There is Nothing More Festive Than a Monkey
My wife and I enjoy going to a good festival. The emphasis there would be on good. We love Lilyfest, which is festival dedicated to lilies (rather than Lily Tomlin). I went to The Mothman festival last year and had a blast (whole other story).
We stay away from the really crowded ones or we go early enough to avoid all the people. With Calvin with us, we have to be doubly aware of how easy or difficult it is to get around.
So, we thought we had it all under control when we packed up and went to the London, Ohio Strawberry Festival. The website for the festival said all booths would be open by 9am. So when we got there at about 10am and there was no crowd, we were sure we had planned well.
Except, about 75% of the booths weren’t open. Which was ok. Most of the booths were food related and we weren’t quite hungry yet. We strolled with our boy through wide-open streets. We quickly discovered something; The Strawberry Festival was suffering from a distinct lack of strawberries.
This isn’t something you expect of a festival is it? Having a hard time finding the object that a festival is named for?
I guess I envisioned strawberries everywhere! Bushels of them, piles of them littering the streets – and strawberry-related products just waiting to be devoured. But apparently, I dream too big. I managed to find a booth that sold strawberry crush, which was yummy, but in no way made anywhere near the strawberry festival (Did you notice I’ve stopped capitalizing the festival at this point?). There was one (one!) booth that sold strawberry pie. Another that sold strawberry shakes and ice cream and few other booths with lame attempts at incorporating the fruit into their menu.
Then of course, there were the booths with deep fryers. Yes, there was the typical street fair stuff – tenderloins, wings, catfish. But we managed to park ourselves in front of the one that sold…
Wait for it…
DEEP FRIED STRAWBERRY TWINKIES!!!! (Smothered in strawberry sauce, with slices of strawberry on top)!!!
Oh, yeah. My wife and I bought one. And split it. Not that splitting it really made the calorie count go down by much, but hey, we tried.
It was mighty, mighty, awfully, tremendously wonderful.
We had to wait fifteen minutes for them to fire up the deep fryer and prepare one for us. Oddly enough, they hadn’t expected anyone to want one of these monstrosities for breakfast. Huh. Welcome to Central Ohio.
So, the rest of the ‘festival’ (You notice I’ve not only stopped capitalizing it, but I’ve now left off ‘strawberry’, right?) consisted of people set up to sell their stuff, which was about 12% strawberry related. We opted not to stay for lunch and barely acknowledged the gentlemen who attempted to get us to try our luck at the ring toss, balloon bust and gold fish ping-pong ball games on the way out.
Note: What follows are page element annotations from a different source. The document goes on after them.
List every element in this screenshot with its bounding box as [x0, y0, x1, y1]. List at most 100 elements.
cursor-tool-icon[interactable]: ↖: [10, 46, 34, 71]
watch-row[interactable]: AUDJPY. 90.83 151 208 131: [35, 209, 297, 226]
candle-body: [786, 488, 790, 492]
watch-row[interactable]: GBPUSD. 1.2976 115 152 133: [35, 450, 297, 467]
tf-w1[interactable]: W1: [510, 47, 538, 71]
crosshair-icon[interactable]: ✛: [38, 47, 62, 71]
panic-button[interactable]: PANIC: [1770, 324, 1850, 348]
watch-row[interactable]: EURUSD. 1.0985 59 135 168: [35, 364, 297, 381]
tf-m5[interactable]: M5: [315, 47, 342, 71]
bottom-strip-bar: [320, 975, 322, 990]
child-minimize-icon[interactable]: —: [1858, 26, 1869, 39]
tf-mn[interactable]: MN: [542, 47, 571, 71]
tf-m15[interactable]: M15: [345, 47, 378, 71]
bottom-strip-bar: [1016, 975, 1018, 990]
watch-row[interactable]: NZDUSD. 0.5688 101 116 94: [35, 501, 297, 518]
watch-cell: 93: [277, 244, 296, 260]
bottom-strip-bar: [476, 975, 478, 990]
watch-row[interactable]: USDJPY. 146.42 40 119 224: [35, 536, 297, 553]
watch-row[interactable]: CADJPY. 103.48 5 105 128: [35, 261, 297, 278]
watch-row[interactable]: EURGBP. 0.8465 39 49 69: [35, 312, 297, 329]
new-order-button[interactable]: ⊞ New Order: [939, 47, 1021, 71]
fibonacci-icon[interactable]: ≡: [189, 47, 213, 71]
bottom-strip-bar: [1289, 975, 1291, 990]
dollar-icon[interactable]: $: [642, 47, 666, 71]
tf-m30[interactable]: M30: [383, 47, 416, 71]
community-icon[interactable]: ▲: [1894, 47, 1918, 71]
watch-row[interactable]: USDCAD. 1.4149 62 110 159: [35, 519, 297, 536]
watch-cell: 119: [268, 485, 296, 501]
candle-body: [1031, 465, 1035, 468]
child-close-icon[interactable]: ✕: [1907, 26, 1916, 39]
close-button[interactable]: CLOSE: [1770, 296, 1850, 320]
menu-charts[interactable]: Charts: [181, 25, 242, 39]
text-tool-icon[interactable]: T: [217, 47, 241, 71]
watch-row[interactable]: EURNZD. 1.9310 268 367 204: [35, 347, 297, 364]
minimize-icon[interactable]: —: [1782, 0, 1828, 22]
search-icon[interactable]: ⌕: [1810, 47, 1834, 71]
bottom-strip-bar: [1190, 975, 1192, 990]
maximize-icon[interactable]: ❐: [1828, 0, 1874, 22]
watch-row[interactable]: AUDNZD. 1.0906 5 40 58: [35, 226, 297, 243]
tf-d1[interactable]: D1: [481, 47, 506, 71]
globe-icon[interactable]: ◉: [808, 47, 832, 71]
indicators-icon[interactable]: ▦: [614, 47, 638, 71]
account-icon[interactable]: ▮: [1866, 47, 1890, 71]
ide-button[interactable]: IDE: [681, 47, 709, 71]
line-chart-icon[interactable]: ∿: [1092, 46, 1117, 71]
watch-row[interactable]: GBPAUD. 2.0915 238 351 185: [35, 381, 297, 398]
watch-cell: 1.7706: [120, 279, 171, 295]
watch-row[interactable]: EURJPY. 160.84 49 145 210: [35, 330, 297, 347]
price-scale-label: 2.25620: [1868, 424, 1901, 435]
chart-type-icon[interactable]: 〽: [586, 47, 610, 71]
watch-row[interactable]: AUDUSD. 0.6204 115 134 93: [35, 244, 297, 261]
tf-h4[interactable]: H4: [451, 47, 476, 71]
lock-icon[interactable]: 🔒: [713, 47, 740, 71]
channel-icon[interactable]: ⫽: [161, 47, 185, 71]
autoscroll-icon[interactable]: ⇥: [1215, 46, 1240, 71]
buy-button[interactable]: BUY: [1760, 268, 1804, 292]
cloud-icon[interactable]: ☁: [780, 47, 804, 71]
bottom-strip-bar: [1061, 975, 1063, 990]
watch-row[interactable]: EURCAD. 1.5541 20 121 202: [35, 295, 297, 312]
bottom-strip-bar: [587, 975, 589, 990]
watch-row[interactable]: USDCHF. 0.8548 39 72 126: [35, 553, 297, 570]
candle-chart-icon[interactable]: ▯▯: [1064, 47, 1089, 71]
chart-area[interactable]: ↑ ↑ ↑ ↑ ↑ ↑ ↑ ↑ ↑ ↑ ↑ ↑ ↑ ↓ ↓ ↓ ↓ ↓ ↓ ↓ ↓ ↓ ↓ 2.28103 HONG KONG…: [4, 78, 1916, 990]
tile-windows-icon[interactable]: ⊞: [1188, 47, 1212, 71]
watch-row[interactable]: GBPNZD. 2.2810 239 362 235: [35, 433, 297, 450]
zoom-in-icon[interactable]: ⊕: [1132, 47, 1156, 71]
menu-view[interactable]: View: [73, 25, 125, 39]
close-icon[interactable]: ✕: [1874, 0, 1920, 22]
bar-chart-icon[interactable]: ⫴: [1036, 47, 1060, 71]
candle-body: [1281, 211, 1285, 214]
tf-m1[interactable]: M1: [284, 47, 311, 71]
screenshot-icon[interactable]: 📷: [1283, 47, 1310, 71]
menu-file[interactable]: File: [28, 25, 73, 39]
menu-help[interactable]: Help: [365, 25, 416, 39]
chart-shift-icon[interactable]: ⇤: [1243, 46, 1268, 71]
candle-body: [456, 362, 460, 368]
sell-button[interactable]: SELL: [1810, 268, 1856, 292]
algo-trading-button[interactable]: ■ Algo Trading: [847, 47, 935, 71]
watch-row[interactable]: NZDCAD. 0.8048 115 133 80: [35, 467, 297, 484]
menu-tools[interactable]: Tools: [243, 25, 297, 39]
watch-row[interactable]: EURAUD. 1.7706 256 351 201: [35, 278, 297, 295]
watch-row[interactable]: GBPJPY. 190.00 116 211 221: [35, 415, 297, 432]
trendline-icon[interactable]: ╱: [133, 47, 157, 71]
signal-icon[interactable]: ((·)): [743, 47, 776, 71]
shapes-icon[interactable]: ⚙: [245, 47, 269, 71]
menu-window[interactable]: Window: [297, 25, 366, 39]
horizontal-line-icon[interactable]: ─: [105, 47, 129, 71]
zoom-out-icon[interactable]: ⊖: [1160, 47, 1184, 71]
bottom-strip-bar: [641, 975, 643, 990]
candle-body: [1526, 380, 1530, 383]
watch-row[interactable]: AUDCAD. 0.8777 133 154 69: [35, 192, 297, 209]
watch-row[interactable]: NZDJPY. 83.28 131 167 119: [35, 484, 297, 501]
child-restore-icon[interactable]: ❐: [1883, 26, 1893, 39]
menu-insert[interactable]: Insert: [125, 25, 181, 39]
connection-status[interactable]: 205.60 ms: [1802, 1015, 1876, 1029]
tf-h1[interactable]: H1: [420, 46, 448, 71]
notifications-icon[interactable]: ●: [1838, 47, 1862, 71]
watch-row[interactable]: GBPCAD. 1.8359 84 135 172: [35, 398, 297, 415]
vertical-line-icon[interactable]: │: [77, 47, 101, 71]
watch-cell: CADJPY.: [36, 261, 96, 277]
One odd note to the whole thing. There was a booth set up that consisted of a couple of stands, an umbrella and a stool. The sign (which you can read in the picture in the right hand corner of my journal) read ‘Give the Monkey 25cents for good luck… please no pennies nickels or dimes. THANK YOU!’ It said something on the other stand about giving the monkey $5 to get a picture with him.
Seriously? A good luck monkey at the fest (you see what I did there, right?)?
How does that work, exactly? I love monkeys, but when did it become good luck to give them your laundry money? Did I miss that rhyme in school?
Step on a crack break your mamma’s back, give a monkey a quarter, your life will be in order?
And is it bad luck not to give him your change? Am I screwed now that I didn’t do it? If I had given him a Franklin, would I have had really good luck? Or just a bunch of pictures with the little hairball?
I’ll never know. We left before the monkey showed up. Which was too bad because I feel like seeing that would have made everything else more forgivable.